Abstract:Traditional social science research often requires designing complex experiments across vast methodological spaces and depends on real human participants, making it labor-intensive, costly, and difficult to scale. Here we present S-Researcher, an LLM-agent-based platform that assists researchers in conducting social science research more efficiently and at greater scale by "siliconizing" both the research process and the participant pool. To build S-Researcher, we first develop YuLan-OneSim, a large-scale social simulation system designed around three core requirements: generality via auto-programming from natural language to executable scenarios, scalability via a distributed architecture supporting up to 100,000 concurrent agents, and reliability via feedback-driven LLM fine-tuning. Leveraging this system, S-Researcher supports researchers in designing social experiments, simulating human behavior with LLM agents, analyzing results, and generating reports, forming a complete human-AI collaborative research loop in which researchers retain oversight and intervention at every stage.
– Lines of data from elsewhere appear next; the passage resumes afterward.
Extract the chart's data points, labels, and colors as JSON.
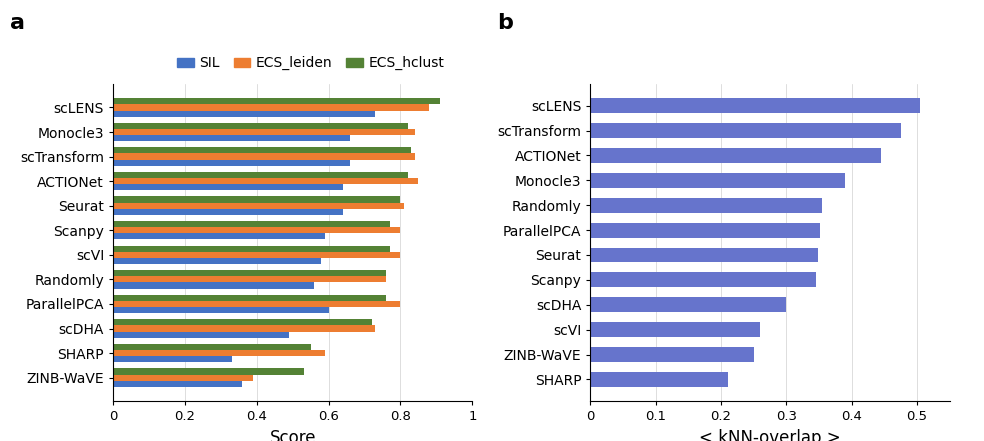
{
  "panel_a": {
    "categories": [
      "scLENS",
      "Monocle3",
      "scTransform",
      "ACTIONet",
      "Seurat",
      "Scanpy",
      "scVI",
      "Randomly",
      "ParallelPCA",
      "scDHA",
      "SHARP",
      "ZINB-WaVE"
    ],
    "SIL": [
      0.73,
      0.66,
      0.66,
      0.64,
      0.64,
      0.59,
      0.58,
      0.56,
      0.6,
      0.49,
      0.33,
      0.36
    ],
    "ECS_leiden": [
      0.88,
      0.84,
      0.84,
      0.85,
      0.81,
      0.8,
      0.8,
      0.76,
      0.8,
      0.73,
      0.59,
      0.39
    ],
    "ECS_hclust": [
      0.91,
      0.82,
      0.83,
      0.82,
      0.8,
      0.77,
      0.77,
      0.76,
      0.76,
      0.72,
      0.55,
      0.53
    ],
    "colors": {
      "SIL": "#4472c4",
      "ECS_leiden": "#ed7d31",
      "ECS_hclust": "#548235"
    },
    "xlabel": "Score",
    "xlim": [
      0,
      1
    ],
    "xticks": [
      0,
      0.2,
      0.4,
      0.6,
      0.8,
      1.0
    ]
  },
  "panel_b": {
    "categories": [
      "scLENS",
      "scTransform",
      "ACTIONet",
      "Monocle3",
      "Randomly",
      "ParallelPCA",
      "Seurat",
      "Scanpy",
      "scDHA",
      "scVI",
      "ZINB-WaVE",
      "SHARP"
    ],
    "values": [
      0.505,
      0.475,
      0.445,
      0.39,
      0.355,
      0.352,
      0.348,
      0.345,
      0.3,
      0.26,
      0.25,
      0.21
    ],
    "bar_color": "#6674cc",
    "xlabel": "< kNN-overlap >",
    "xlim": [
      0,
      0.55
    ],
    "xticks": [
      0,
      0.1,
      0.2,
      0.3,
      0.4,
      0.5
    ]
  },
  "panel_labels": [
    "a",
    "b"
  ],
  "panel_label_fontsize": 16,
  "tick_fontsize": 9.5,
  "label_fontsize": 12,
  "legend_fontsize": 10,
  "category_fontsize": 10
}
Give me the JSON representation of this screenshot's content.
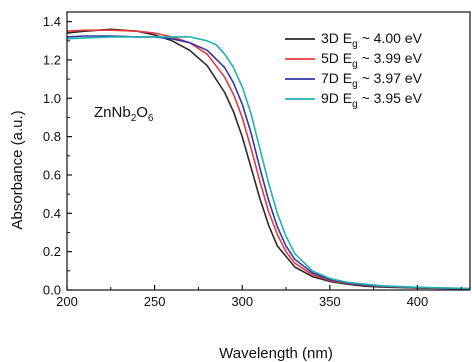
{
  "chart_data": {
    "type": "line",
    "xlabel": "Wavelength (nm)",
    "ylabel": "Absorbance (a.u.)",
    "xlim": [
      200,
      430
    ],
    "ylim": [
      0.0,
      1.45
    ],
    "xticks": [
      200,
      250,
      300,
      350,
      400
    ],
    "yticks": [
      0.0,
      0.2,
      0.4,
      0.6,
      0.8,
      1.0,
      1.2,
      1.4
    ],
    "xtick_labels": [
      "200",
      "250",
      "300",
      "350",
      "400"
    ],
    "ytick_labels": [
      "0.0",
      "0.2",
      "0.4",
      "0.6",
      "0.8",
      "1.0",
      "1.2",
      "1.4"
    ],
    "grid": false,
    "legend_position": "top-right",
    "annotation": {
      "base": "ZnNb",
      "sub1": "2",
      "mid": "O",
      "sub2": "6"
    },
    "series": [
      {
        "legend_prefix": "3D E",
        "legend_sub": "g",
        "legend_suffix": " ~ 4.00 eV",
        "color": "#2b2b2b",
        "x": [
          200,
          210,
          225,
          240,
          250,
          260,
          270,
          280,
          290,
          295,
          300,
          305,
          310,
          315,
          320,
          330,
          340,
          350,
          360,
          370,
          380,
          400,
          430
        ],
        "y": [
          1.34,
          1.35,
          1.36,
          1.35,
          1.33,
          1.3,
          1.25,
          1.17,
          1.03,
          0.93,
          0.8,
          0.64,
          0.48,
          0.34,
          0.23,
          0.12,
          0.07,
          0.045,
          0.03,
          0.02,
          0.015,
          0.01,
          0.005
        ]
      },
      {
        "legend_prefix": "5D E",
        "legend_sub": "g",
        "legend_suffix": " ~ 3.99 eV",
        "color": "#e8383d",
        "x": [
          200,
          210,
          225,
          240,
          250,
          260,
          270,
          280,
          290,
          295,
          300,
          305,
          310,
          315,
          320,
          325,
          330,
          340,
          350,
          360,
          370,
          380,
          400,
          430
        ],
        "y": [
          1.35,
          1.355,
          1.355,
          1.35,
          1.34,
          1.32,
          1.29,
          1.23,
          1.11,
          1.02,
          0.9,
          0.74,
          0.57,
          0.41,
          0.29,
          0.2,
          0.14,
          0.08,
          0.05,
          0.035,
          0.025,
          0.018,
          0.012,
          0.006
        ]
      },
      {
        "legend_prefix": "7D E",
        "legend_sub": "g",
        "legend_suffix": " ~ 3.97 eV",
        "color": "#3535a6",
        "x": [
          200,
          210,
          225,
          240,
          250,
          260,
          270,
          280,
          290,
          295,
          300,
          305,
          310,
          315,
          320,
          325,
          330,
          340,
          350,
          360,
          370,
          380,
          400,
          430
        ],
        "y": [
          1.32,
          1.325,
          1.325,
          1.32,
          1.32,
          1.31,
          1.29,
          1.25,
          1.16,
          1.08,
          0.97,
          0.82,
          0.64,
          0.47,
          0.33,
          0.23,
          0.16,
          0.09,
          0.055,
          0.037,
          0.027,
          0.02,
          0.013,
          0.007
        ]
      },
      {
        "legend_prefix": "9D E",
        "legend_sub": "g",
        "legend_suffix": " ~ 3.95 eV",
        "color": "#1fb3ad",
        "x": [
          200,
          210,
          225,
          240,
          250,
          260,
          270,
          280,
          285,
          290,
          295,
          300,
          305,
          310,
          315,
          320,
          325,
          330,
          340,
          350,
          360,
          370,
          380,
          400,
          430
        ],
        "y": [
          1.31,
          1.315,
          1.32,
          1.32,
          1.32,
          1.32,
          1.32,
          1.3,
          1.28,
          1.23,
          1.16,
          1.06,
          0.92,
          0.74,
          0.56,
          0.4,
          0.28,
          0.19,
          0.1,
          0.06,
          0.04,
          0.03,
          0.022,
          0.014,
          0.008
        ]
      }
    ]
  }
}
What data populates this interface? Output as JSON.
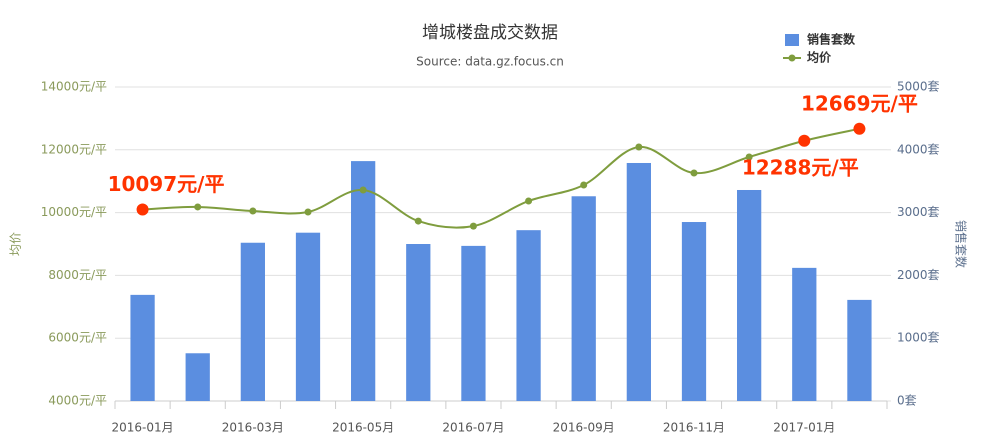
{
  "chart_data": {
    "type": "bar-line",
    "title": "增城楼盘成交数据",
    "subtitle": "Source: data.gz.focus.cn",
    "y_label": "均价",
    "y2_label": "销售套数",
    "categories": [
      "2016-01月",
      null,
      "2016-03月",
      null,
      "2016-05月",
      null,
      "2016-07月",
      null,
      "2016-09月",
      null,
      "2016-11月",
      null,
      "2017-01月",
      null
    ],
    "series": [
      {
        "name": "销售套数",
        "type": "bar",
        "axis": "y2",
        "color": "#5b8ee0",
        "values": [
          1690,
          760,
          2520,
          2680,
          3820,
          2500,
          2470,
          2720,
          3260,
          3790,
          2850,
          3360,
          2120,
          1610
        ]
      },
      {
        "name": "均价",
        "type": "line",
        "axis": "y",
        "color": "#7f9d3e",
        "values": [
          10097,
          10180,
          10050,
          10020,
          10720,
          9730,
          9570,
          10370,
          10880,
          12090,
          11260,
          11770,
          12288,
          12669
        ],
        "value_labels": [
          "10097元/平",
          null,
          null,
          null,
          null,
          null,
          null,
          null,
          null,
          null,
          null,
          null,
          "12288元/平",
          "12669元/平"
        ],
        "label_color": "#ff3300"
      }
    ],
    "ylim": [
      4000,
      14000
    ],
    "yticks": [
      {
        "value": 4000,
        "label": "4000元/平"
      },
      {
        "value": 6000,
        "label": "6000元/平"
      },
      {
        "value": 8000,
        "label": "8000元/平"
      },
      {
        "value": 10000,
        "label": "10000元/平"
      },
      {
        "value": 12000,
        "label": "12000元/平"
      },
      {
        "value": 14000,
        "label": "14000元/平"
      }
    ],
    "y2lim": [
      0,
      5000
    ],
    "y2ticks": [
      {
        "value": 0,
        "label": "0套"
      },
      {
        "value": 1000,
        "label": "1000套"
      },
      {
        "value": 2000,
        "label": "2000套"
      },
      {
        "value": 3000,
        "label": "3000套"
      },
      {
        "value": 4000,
        "label": "4000套"
      },
      {
        "value": 5000,
        "label": "5000套"
      }
    ],
    "grid": true,
    "legend": "top-right"
  }
}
We operationalize LLM simulation research paradigms into three canonical reasoning modes (induction, deduction, and abduction) and validate S-Researcher through systematic case studies: inductive reproduction of cultural dynamics consistent with Axelrod's theory, deductive testing of competing hypotheses on teacher attention validated against survey data, and abductive identification of a cooperation mechanism in public goods games confirmed by human experiments. S-Researcher establishes a new human--AI collaborative paradigm for social science, in which computational simulation augments human researchers to accelerate discovery across the full spectrum of social inquiry.